Rich couple, pass middle-age. For both, their second marriage. The lady has a young, beautiful foster-daughter and the gentleman has a friend, a former military man (the Captain). Both come to live with them.

The gentleman and the foster-daughter fall in love with each other; the lady and the Major do likewise. From here, Goethe developed his story interspersed with quotable aphorisms about love, marriage, man, woman, relationships, religion and what not. It might have provided scandal and titillation during the start of the 19th century when this was first published, but might bore 21st century readers, like what it did to me.

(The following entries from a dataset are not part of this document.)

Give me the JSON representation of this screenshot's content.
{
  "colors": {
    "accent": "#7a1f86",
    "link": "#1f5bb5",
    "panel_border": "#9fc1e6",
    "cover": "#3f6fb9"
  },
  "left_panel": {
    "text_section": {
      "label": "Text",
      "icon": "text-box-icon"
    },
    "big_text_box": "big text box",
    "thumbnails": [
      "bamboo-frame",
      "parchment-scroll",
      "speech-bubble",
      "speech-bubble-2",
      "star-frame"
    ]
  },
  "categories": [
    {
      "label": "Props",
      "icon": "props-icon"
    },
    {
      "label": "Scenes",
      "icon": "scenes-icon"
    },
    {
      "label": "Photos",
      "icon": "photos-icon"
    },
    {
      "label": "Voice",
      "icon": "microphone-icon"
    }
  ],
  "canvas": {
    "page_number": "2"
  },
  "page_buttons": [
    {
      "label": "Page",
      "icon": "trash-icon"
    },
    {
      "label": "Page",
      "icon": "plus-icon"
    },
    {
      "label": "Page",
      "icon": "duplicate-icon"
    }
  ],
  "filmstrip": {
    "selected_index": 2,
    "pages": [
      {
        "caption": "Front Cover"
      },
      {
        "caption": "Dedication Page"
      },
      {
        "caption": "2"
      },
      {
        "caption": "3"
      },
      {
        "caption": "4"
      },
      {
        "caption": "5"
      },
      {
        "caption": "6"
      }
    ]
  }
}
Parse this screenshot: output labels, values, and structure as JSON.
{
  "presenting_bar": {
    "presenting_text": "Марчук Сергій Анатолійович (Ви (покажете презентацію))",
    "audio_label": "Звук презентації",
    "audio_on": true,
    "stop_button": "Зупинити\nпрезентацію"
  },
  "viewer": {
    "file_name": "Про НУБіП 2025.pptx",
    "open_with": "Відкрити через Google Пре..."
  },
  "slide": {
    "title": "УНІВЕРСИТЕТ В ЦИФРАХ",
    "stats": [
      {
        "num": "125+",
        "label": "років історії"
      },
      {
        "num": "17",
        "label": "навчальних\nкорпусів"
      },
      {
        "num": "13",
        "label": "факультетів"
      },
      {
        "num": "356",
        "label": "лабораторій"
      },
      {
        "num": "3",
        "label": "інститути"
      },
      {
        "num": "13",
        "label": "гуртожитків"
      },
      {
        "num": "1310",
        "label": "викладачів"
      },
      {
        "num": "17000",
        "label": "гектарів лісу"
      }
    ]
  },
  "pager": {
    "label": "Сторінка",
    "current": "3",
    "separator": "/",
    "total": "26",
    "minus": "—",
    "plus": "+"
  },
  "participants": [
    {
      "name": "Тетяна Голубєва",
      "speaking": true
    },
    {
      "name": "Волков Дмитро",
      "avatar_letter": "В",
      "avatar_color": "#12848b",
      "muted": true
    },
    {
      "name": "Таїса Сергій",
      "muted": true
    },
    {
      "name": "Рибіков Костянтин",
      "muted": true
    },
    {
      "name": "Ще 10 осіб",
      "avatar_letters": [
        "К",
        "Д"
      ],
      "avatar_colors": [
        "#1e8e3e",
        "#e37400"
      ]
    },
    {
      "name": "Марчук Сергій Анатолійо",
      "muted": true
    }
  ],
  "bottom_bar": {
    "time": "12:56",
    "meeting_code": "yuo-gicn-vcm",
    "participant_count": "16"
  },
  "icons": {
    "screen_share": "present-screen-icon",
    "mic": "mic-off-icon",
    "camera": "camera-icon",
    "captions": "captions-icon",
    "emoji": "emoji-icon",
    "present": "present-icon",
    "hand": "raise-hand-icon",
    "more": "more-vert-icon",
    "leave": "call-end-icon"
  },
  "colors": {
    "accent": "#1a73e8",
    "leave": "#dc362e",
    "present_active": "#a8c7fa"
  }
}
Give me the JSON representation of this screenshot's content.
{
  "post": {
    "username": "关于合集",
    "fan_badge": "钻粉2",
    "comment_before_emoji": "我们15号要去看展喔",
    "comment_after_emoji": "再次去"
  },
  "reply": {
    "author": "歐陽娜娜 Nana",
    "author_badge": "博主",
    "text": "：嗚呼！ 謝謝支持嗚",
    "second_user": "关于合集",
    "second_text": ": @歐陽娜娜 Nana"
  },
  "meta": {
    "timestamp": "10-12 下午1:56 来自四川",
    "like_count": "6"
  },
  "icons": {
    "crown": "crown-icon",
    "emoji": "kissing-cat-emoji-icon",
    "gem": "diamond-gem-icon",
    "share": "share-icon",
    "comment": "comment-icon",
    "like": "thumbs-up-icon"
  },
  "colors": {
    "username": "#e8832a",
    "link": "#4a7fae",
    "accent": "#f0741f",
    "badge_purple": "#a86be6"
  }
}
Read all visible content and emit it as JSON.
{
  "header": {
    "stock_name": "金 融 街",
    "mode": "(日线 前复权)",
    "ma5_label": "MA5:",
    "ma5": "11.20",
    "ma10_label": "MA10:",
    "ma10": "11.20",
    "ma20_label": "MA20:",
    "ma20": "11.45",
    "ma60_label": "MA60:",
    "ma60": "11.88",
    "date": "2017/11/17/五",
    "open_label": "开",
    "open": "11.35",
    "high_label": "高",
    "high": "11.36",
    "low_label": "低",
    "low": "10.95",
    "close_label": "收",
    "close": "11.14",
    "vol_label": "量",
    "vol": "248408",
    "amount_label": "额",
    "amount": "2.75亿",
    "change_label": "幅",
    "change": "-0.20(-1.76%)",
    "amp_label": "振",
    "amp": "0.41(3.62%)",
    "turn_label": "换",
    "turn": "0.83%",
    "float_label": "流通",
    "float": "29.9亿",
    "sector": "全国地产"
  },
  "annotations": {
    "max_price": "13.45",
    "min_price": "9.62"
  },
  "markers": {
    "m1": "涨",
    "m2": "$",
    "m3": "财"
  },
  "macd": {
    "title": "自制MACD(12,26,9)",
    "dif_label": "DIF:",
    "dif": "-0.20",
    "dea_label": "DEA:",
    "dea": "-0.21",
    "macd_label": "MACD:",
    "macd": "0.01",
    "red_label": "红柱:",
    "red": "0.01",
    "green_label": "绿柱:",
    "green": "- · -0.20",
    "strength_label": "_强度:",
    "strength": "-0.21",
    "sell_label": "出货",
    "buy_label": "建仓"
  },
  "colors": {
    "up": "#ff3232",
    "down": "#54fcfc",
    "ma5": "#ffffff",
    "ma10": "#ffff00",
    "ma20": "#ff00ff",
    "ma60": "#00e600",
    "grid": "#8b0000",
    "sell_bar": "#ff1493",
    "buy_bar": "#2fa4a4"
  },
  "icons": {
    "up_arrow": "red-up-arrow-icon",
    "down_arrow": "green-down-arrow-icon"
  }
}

It must be mentioned, however, that this must have been Goethe's own personal favorite as it was loosely based on his own experience. He had lived in with a woman for more than 18 years (they had 5 children) before marrying her in 1806 when he was 57 and she, 41. Thereafter, however, he fell in love with an 18-year-old girl, a foster-daughter of a printer/publisher. This, and his other subsequent affairs with young women, gave him so much inner conflict and made him write beautiful sonnets. Which proved, once again, that exciting things like infidelity, extra-marital affairs and wars are good for literature. In Chapter 11 of this novel Goethe wrote the following after a character had told a story which was eerily similar to what had supposedly really happened to another character:

"The event described had actually happened and had involved the Captain and a woman neighbour of his; it is true it had not happened exactly as the Englishman had told it, but its main features were intact and only individual details had been developed and embellished, as tends to happen with tales of this sort when they have passed firstly through mouths of the crowd and subsequently through the fantasy of an imaginative and stylish narrator. For the most part everything and nothing remains in the end as it was."

From the depths of your despair you wrote and bequeathed us this love story, Goethe. So from the depths of my own despair after slogging through it, I salute you, imaginative and stylish narrator!